When adding a cutter stay there are some other structural considerations to take into account. You want the cutter stay's attachment point to be in about the same location on the spar where the head of a deeply reefed mainsail is, so that it helps the mast resist inverting. Since a deeply reefed main tends to pull the spar aft at the headboard with quite a bit of force.

Also, you need to take into consideration the lateral loads put onto the rig by a staysail, & what will balance them out. Meaning are your stays & mast tube beefy enough where you intend to attach the cutter stay to handle the side loads created in that spot by the sail? Especially since staysails create loads akin to a full sized jib, due to the high winds they're flown in.

You can also have an inner forestay which connects to the mast at the Solent position up high, but further aft, in a Staysail location on deck. The sails won't much know the difference, & the need for runners is far less. Ditto some of the above considerations.

Another thing which you'll need to figure out, is where you'll lead the sheets for the new sail, & how you'll adjust their position. Both fore & aft, as well as inboard & outboard. Since their location will determine how well your boat sails, & their location will need to change based on wind & sea conditions of the moment. As you want to be able to go to weather, but not have things sheeted in so tightly that you have excessive leeway which kills your VMG. And their position too will affect how you trim the main.

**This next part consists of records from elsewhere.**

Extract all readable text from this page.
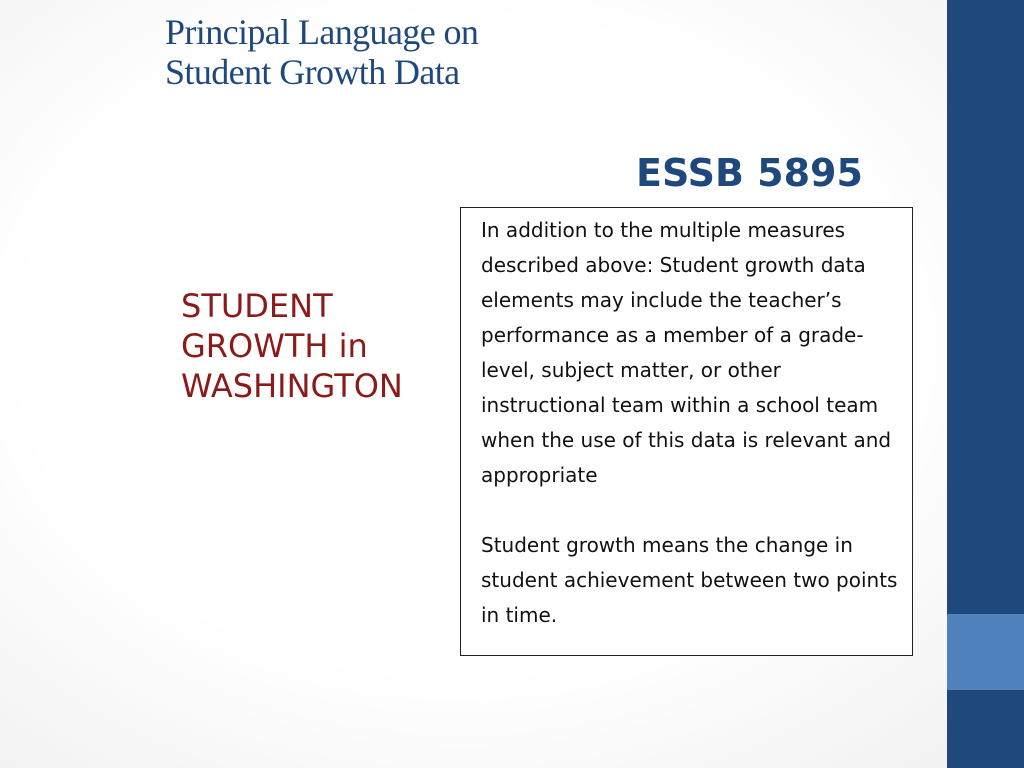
Principal Language on
Student Growth Data
ESSB 5895
STUDENT
GROWTH in
WASHINGTON

In addition to the multiple measures described above: Student growth data elements may include the teacher’s performance as a member of a grade-level, subject matter, or other instructional team within a school team when the use of this data is relevant and appropriate

Student growth means the change in student achievement between two points in time.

Also, the search engine will turn up a LOT of info on this topic, as it comes up almost weekly. But here are some threads & info worth reading:
http://www.cruisersforum.com/forums/...ay-127556.html
https://www.practical-sailor.com/iss...y_11824-1.html


EDIT: It's pretty easy to add a nose/beak for an inner forestay, or soft hounds akin to what's found on the Colligo Marine website. Ditto on attaching tangs for runners, be they metal or synthetic cordage.
Again, the search engine's your friend here. And it'd also behove you to visit a few spar maker's websites.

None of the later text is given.